Ve unutmayın ki ana hedefiniz hiç korkunun yokluğu değildir (hiçbir şey sadece biyo-robotlardan ve deli olanlardan korkmaz), fakat kendine güvenir. Korkudan bağımsız olarak hareket etmeyi öğrenirseniz, o zaman kazandınız.


"Hiçbir şeyden korkmuyorum!"

Psikologlar, doğum sırasında, doğum kanalından geçen bir kişinin ilk korku, hatta, daha doğrusu korku olduğunu söylüyor. Bu nedenle, uzun bir süre Sezaryen bölümünün yardımıyla ortaya çıkan insanların özel korkusuzlukla ayırt edildiğine inanılıyordu. Yaşamın ilk haftalarında çocuk özellikle sessiz bir ortamda olmalıdır, çünkü şimdi etrafındaki dünyaya olan güveni atılıyor. Sonuçta, birçok çocuk problemi büyürse, o zaman korkular bizimle büyür. Oyunun sürecinde, örneğin, çocuğun korktuğu şeyi çizebilir ve daha sonra resmi küçük parçalara ayırabilir veya tuvalete atabilir veya ritüel bir şenlik ateşi düzenleyebilirsiniz. Daha önce çocuğunuzun korkularının üstesinden gelmesine yardım edersiniz, fobi olarak gelişmeleri daha az olasıdır.

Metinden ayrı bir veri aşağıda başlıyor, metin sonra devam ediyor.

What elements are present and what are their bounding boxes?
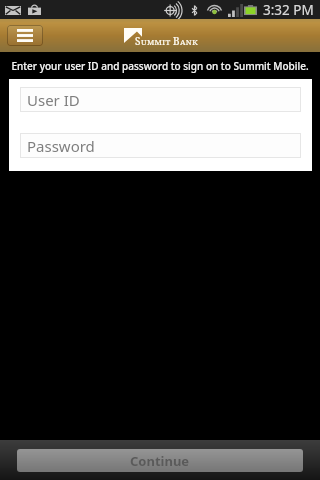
staticText: Password [27, 136, 95, 156]
staticText: 3:32 PM [263, 1, 314, 19]
staticText: ANK [180, 37, 198, 48]
staticText: B [173, 34, 180, 48]
staticText: User ID [27, 90, 80, 110]
button[interactable]: Menu [7, 25, 43, 46]
button[interactable]: Continue [17, 449, 303, 472]
staticText: UMMIT [141, 37, 171, 48]
staticText: Enter your user ID and password to sign … [11, 59, 309, 73]
button[interactable]: Password [20, 133, 301, 158]
staticText: S [135, 34, 141, 48]
staticText: Continue [130, 452, 190, 470]
button[interactable]: User ID [20, 87, 301, 112]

Neden korku filmi izliyoruz?

Sinematografide korkuya neden ilgi duyulmuyor? Olumsuz bir deneyim yaşadıktan sonra tekrar etmeyi değil, korku filmlerini her zaman izleriz. Korku filmlerini izlemek, insanların stresleri hafifletme yanılsamasına neden olur. Psikiyatri profesörü Zurab Kekelidze'ye göre, korku filmleri bir kişide içsel bir alarmı destekliyor ve bu resimleri izleme eğilimi, endişeli, şüpheli bir psikolojiye sahip insanlarda içseldir. Bu nedenle, korku filmlerinin ana seyirci gençler ve gençler. Yine de, bu sizi en güvenli ortamda korkutacak olaylardan kurtulmanın en iyi yoludur. İki saat boyunca korku duygusunu hissetme hissi veren, sonunda izleyici, bu duygulardan arınmış, coşkulu hissediyor.